The quality of the data and the model can be assessed directly from a scatter plot of pK _a,pred vs. pK _a,exp. A variety of plots have been widely used in REGDIA regression diagnostics [18], but the most efficient diagnostic seems to be the Williams graph with two boundary lines. The first line is horizontal, and points above this line are detected as the outliers: y=t _0.95(n−m−1). The second line is vertical, and points located on its right side are detected as the high leverages: x = 2m/n. Note that t _0.95(n−m−1) is the 95% quantile of the Student distribution with (n−m−1) degrees of freedom. The Williams graph contains the diagonal elements on its x-axis and the jackknife residuals on its y-axis.

Experimental

Procedure for examining the accuracy

The procedure for examining influential points in the data, and for constructing a linear regression model using the REGDIA program, has been described in detail previously [18]. The least squares straight-line fitting of the proposed regression model, pK _a,pred=β ₀ + β ₁ pK _a,exp (with a 95% confidence interval) and the regression diagnostics for identifying outlying pK _a,pred values detect suspicious points (S) or outliers (O) using the preferred Williams graph. The statistical significance of both parameters β ₀ and β ₁ of the straight-line regression model pK _a,pred=β ₀(s ₀, A or R) + β₁(s ₁, A or R) pK _a,exp is tested in REGDIA using the Student t-test, where A or R refer to whether the tested null hypothesis H₀: β₀ = 0 vs. H_A: β₀ ≠ 0 and H₀: β₁ = 1 vs. H_A: β₁ ≠ 1 is either Accepted or Rejected. The standard deviations s ₀ and s ₁ of the actual parameters β ₀ and β ₁ are estimated. A statistical test of the total regression is performed using a Fisher–Snedecor F-test, and the calculated significance level P is enumerated. The correlation coefficient R and the determination coefficient R ² are computed. The mean quadratic error of prediction MEP, the Akaike information criterion AIC and the predictive coefficient of determination \(R^{2}_{{\text{P}}} \) (a percentage) are calculated to examine the quality of the model. Based on whether the conditions required for the least-squares method are fulfilled, and the results of the regression diagnostics, a more accurate regression model without outliers is constructed, and its statistical characteristics are examined. Outliers should also be elucidated.

Datasets

Three different validation datasets (Dataset a, Dataset b and Dataset c), taken from the literature [21–23], were used to examine the accuracies of the four different algorithms.
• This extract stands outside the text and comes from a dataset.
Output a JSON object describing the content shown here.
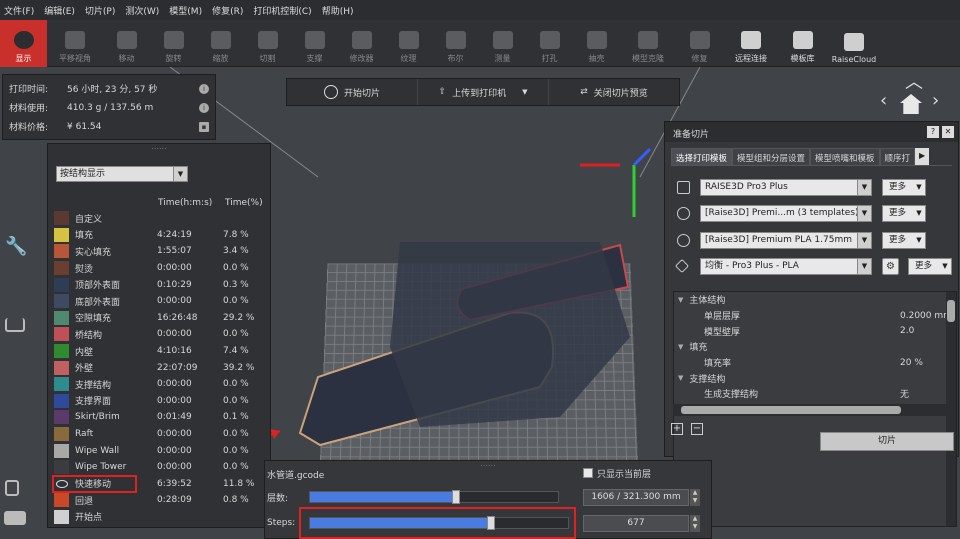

The authors then used the PALLAS, MARVIN and SPARC web calculators and predicted the pK _a values for 64 drugs (Table 1) from three datasets (see Table 1):

(a)
The first validation data (Dataset a), assembled from several published studies [6, 24] of the accuracy of pK _a data, were taken from a paper by Rekker et al. [6]; the pK _a values for 21 drugs were available through the ACD/pK _a method and the results are summarized in Table 1. This physiochemical dataset has also been used in other papers [24–29].
(b)
The second validation data (Dataset b) employed the ACD/pK _a approach, in which the experimental values reported by Slater et al. [7] were compared; the results are summarized in Table 1. This paper contains the pK _a values of 25 compounds, including six substituted phenols, two substituted quinolines, N-methylaniline, five barbiturate derivatives, two phenothiazines, and several other molecules of pharmaceutical interest, which were determined by a potentiometric technique at 25 °C and an ionic strength 0.1 M (KNO₃). These data were derived from the PHYSPROP database (http://www.syrres.com), a commercial dataset of experimental data for physical properties, which references the original papers that the data were compiled from. It has already been used successfully by other researchers to obtain a pK _a validation model. Engvist and Wrede [31] used several rules and filters to eliminate unwanted compounds from a group of 41040 compounds in order to obtain a data sample representing a drug-like chemical space, comprising compounds that were expected to be present in the drug manufacturing pipeline.
(c)
The third set of validation data (Dataset c) [8, 30] comprised the results from titrometric measurements made on 18 selected drugs (which were compared to the ACD/pKa predictions for these drugs in [8].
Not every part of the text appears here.